Since at least Fama and French (1992), CAPM has sort of been abandoned (the finance profession is slow I think). But it's not entirely clear what, if anything, should replace it.

A common approach (and one taken by Fama and French) is to make the following assumptions (these are necessary for their technique to be valid):

Assume markets get the risk-return relationship correct. (People who deviate from the market's position are simply mistaken.)
Assume that markets are informationally efficient.
Assume that the market correctly assesses the risk of all assets.
Assume that the market correctly predicts future returns.

If you make those assumptions then you can look at, say, two classes of assets and see that one earns, say, 5% and the other 10% and then conclude that the 10% asset must be "riskier" than the 5% asset.

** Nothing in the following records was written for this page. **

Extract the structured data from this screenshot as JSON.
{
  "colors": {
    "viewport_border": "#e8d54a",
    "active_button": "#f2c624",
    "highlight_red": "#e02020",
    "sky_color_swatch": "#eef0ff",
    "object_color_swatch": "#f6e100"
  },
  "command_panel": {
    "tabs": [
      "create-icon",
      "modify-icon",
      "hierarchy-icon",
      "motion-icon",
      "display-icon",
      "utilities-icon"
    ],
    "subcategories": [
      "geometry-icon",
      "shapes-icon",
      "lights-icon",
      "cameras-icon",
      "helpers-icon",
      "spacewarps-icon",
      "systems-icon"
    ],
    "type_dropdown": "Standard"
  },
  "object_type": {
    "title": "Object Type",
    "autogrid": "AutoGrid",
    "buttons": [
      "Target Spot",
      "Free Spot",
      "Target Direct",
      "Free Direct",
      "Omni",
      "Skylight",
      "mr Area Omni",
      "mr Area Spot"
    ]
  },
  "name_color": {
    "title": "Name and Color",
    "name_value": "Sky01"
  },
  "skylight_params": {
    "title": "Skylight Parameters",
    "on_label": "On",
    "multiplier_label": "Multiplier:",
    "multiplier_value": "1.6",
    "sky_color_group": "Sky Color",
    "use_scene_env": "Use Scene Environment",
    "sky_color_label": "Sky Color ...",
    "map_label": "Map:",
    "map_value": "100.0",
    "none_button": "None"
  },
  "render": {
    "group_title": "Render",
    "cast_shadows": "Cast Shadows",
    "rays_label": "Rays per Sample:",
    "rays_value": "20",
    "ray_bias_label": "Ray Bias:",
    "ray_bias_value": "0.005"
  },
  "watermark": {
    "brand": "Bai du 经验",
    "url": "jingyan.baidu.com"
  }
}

If all of the above assumptions are not true . . . well, then the above conclusion wouldn't be warranted.

And that's the sad state of "risk-adjusted" returns.

My beef with all of this (which I began spelling out here), is that I'm not entirely convinced that there exists a correct relationship between risk and return. People have differing preferences on how they see different assets. No doubt some may incorrectly assess the situation but even when the situation is correctly assessed there may be differences of opinion on how "risk" should translate into "returns".

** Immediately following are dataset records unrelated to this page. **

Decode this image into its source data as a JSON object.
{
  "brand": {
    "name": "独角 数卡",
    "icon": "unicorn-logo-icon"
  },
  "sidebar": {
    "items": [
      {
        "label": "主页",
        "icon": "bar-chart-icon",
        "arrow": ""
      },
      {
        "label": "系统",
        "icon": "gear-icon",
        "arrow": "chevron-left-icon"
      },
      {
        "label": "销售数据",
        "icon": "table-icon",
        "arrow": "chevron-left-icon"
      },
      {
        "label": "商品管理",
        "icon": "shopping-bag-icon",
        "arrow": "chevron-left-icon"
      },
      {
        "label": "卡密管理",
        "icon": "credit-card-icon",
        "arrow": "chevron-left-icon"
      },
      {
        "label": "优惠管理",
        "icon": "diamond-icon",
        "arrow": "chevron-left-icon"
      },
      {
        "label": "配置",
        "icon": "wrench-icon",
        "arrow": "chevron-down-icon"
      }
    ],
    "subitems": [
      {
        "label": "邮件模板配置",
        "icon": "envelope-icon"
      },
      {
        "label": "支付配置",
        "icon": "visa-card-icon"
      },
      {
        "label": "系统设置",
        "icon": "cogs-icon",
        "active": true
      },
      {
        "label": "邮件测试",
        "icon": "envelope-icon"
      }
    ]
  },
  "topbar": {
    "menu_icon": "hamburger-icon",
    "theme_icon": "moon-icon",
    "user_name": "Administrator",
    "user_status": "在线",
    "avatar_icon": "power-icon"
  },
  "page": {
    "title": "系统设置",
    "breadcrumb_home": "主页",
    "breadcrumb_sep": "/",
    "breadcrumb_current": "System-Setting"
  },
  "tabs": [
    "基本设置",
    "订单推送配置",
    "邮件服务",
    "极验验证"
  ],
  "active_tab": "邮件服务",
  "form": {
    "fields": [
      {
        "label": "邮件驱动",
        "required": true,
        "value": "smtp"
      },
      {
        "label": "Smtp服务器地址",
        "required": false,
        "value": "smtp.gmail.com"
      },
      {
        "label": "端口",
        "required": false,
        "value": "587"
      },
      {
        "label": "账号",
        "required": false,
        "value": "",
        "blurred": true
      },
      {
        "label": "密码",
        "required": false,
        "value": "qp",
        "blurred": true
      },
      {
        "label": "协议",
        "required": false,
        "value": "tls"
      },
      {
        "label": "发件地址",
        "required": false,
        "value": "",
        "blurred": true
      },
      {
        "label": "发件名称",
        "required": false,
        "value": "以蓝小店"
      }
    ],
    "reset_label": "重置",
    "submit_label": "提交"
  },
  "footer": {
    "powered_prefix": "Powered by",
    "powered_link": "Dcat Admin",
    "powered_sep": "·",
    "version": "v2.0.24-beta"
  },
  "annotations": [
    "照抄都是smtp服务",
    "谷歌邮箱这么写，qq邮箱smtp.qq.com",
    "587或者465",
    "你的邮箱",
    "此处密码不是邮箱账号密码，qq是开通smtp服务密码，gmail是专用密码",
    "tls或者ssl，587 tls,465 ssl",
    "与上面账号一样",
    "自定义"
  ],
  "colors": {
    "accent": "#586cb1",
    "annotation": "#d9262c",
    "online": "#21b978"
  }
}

I believe the idea that there is a risk-return tradeoff is predominantly a normative claim. And I don't believe there is any human-independent standard that establishes a standard. As a result, we can just sit here with our preferences.

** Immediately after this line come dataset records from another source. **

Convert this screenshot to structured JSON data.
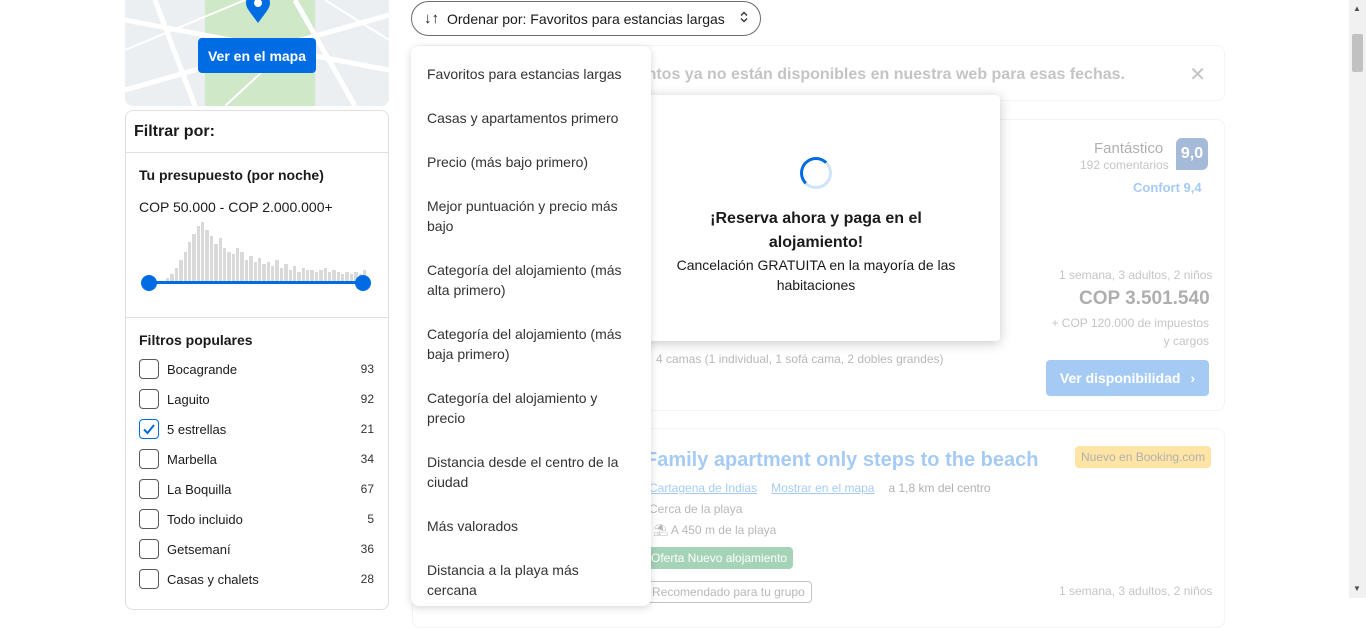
{
  "map": {
    "button_label": "Ver en el mapa"
  },
  "filters": {
    "title": "Filtrar por:",
    "budget_title": "Tu presupuesto (por noche)",
    "budget_range": "COP 50.000 - COP 2.000.000+",
    "slider_min_fraction": 0,
    "slider_max_fraction": 1,
    "popular_title": "Filtros populares",
    "items": [
      {
        "label": "Bocagrande",
        "count": "93",
        "checked": false
      },
      {
        "label": "Laguito",
        "count": "92",
        "checked": false
      },
      {
        "label": "5 estrellas",
        "count": "21",
        "checked": true
      },
      {
        "label": "Marbella",
        "count": "34",
        "checked": false
      },
      {
        "label": "La Boquilla",
        "count": "67",
        "checked": false
      },
      {
        "label": "Todo incluido",
        "count": "5",
        "checked": false
      },
      {
        "label": "Getsemaní",
        "count": "36",
        "checked": false
      },
      {
        "label": "Casas y chalets",
        "count": "28",
        "checked": false
      }
    ]
  },
  "sort": {
    "label": "Ordenar por: Favoritos para estancias largas",
    "options": [
      "Favoritos para estancias largas",
      "Casas y apartamentos primero",
      "Precio (más bajo primero)",
      "Mejor puntuación y precio más bajo",
      "Categoría del alojamiento (más alta primero)",
      "Categoría del alojamiento (más baja primero)",
      "Categoría del alojamiento y precio",
      "Distancia desde el centro de la ciudad",
      "Más valorados",
      "Distancia a la playa más cercana"
    ]
  },
  "notice": {
    "text": "mientos ya no están disponibles en nuestra web para esas fechas."
  },
  "card1": {
    "score_word": "Fantástico",
    "score_count": "192 comentarios",
    "score": "9,0",
    "comfort": "Confort 9,4",
    "stay": "1 semana, 3 adultos, 2 niños",
    "price": "COP 3.501.540",
    "taxes": "+ COP 120.000 de impuestos y cargos",
    "beds": "4 camas (1 individual, 1 sofá cama, 2 dobles grandes)",
    "button": "Ver disponibilidad"
  },
  "card2": {
    "title": "Family apartment only steps to the beach",
    "badge": "Nuevo en Booking.com",
    "city_link": "Cartagena de Indias",
    "map_link": "Mostrar en el mapa",
    "distance": "a 1,8 km del centro",
    "near": "Cerca de la playa",
    "beach": "A 450 m de la playa",
    "offer": "Oferta Nuevo alojamiento",
    "recommended": "Recomendado para tu grupo",
    "stay": "1 semana, 3 adultos, 2 niños"
  },
  "modal": {
    "title": "¡Reserva ahora y paga en el alojamiento!",
    "subtitle": "Cancelación GRATUITA en la mayoría de las habitaciones"
  },
  "colors": {
    "accent": "#006ce4",
    "score_badge": "#003b95",
    "offer": "#008234",
    "new_badge": "#ffb700"
  },
  "icons": [
    "map-pin-icon",
    "sort-arrows-icon",
    "chevron-updown-icon",
    "checkmark-icon",
    "close-icon",
    "chevron-right-icon",
    "spinner-icon",
    "beach-icon"
  ]
}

Nonetheless, I think the idea that the additional risk of a strategy should be factored in somehow. But I don't see how that will be resolved (I'm not convinced there is an "answer" to discover.)

3) Statistical Significance

Maybe someone can point to me in the right direction but I have yet to see a study which attempted to see if the difference between the returns of two strategies were statistically significant. Who is to say that this strategy that allegedly outperforms didn't do so just by chance?

Now there are some problems with doing so. Typically, when you compare means (in this would be looking at arithmetic mean, not geometric mean which is more important for investment returns), you use a student t-test. And that requires a normal distribution assumption. But there aren't too many things that are normally distributed in finance. Stock market returns are definitely not.

And maybe that's why it's never been used (I doubt it). But I still think it's important question to ask.

In addition, there is the Behrens-Fisher Problem. Given two populations that are normally distributed with unequal variances, what's the test statistic and what's the corresponding distribution?

So to take some initiative, I applied a student t-test comparing annual S&P 500 returns to 10Y treasury returns (using Damodaran's data). I used Excel's calculation of t-test with unequal variances which I believe uses the Welch's t test.

The result was a p-value of 0.013 (1.3%). That's not too shabby.

But that was also for 85 years of data.! What if we only looked at 20 years of data and compared two stock strategies (S&P 500 versus some alternative). Would we get statistical significance there?

Now I don't want to dwell on this too much because the non-normality of financial assets is a problem and I'm not sure if there is a solution. We'd have to justify using the t-test or find some alternative test that would be more appropriate. I'm not sure what solution to offer here.

But it is possible that the outperformance of a particular strategies is merely due to chance and something should be done to assess whether or not that's the case.

Concluding Remarks

I think these are some genuine problems with respect to backtesting of historical financial returns. I'm not sure if they can be entirely overcome but I do think they warrant further investigation and due consideration. Ultimately we want to know three things:

1) Will the strategy work in the future? (the problem of induction).

2) Am I really getting extra returns or am I just taking on more risk? (risk adjusted returns).

3) Are the historical results valid or are they just due to chance? (statistical significance).

All three are important considerations for future investing decisions.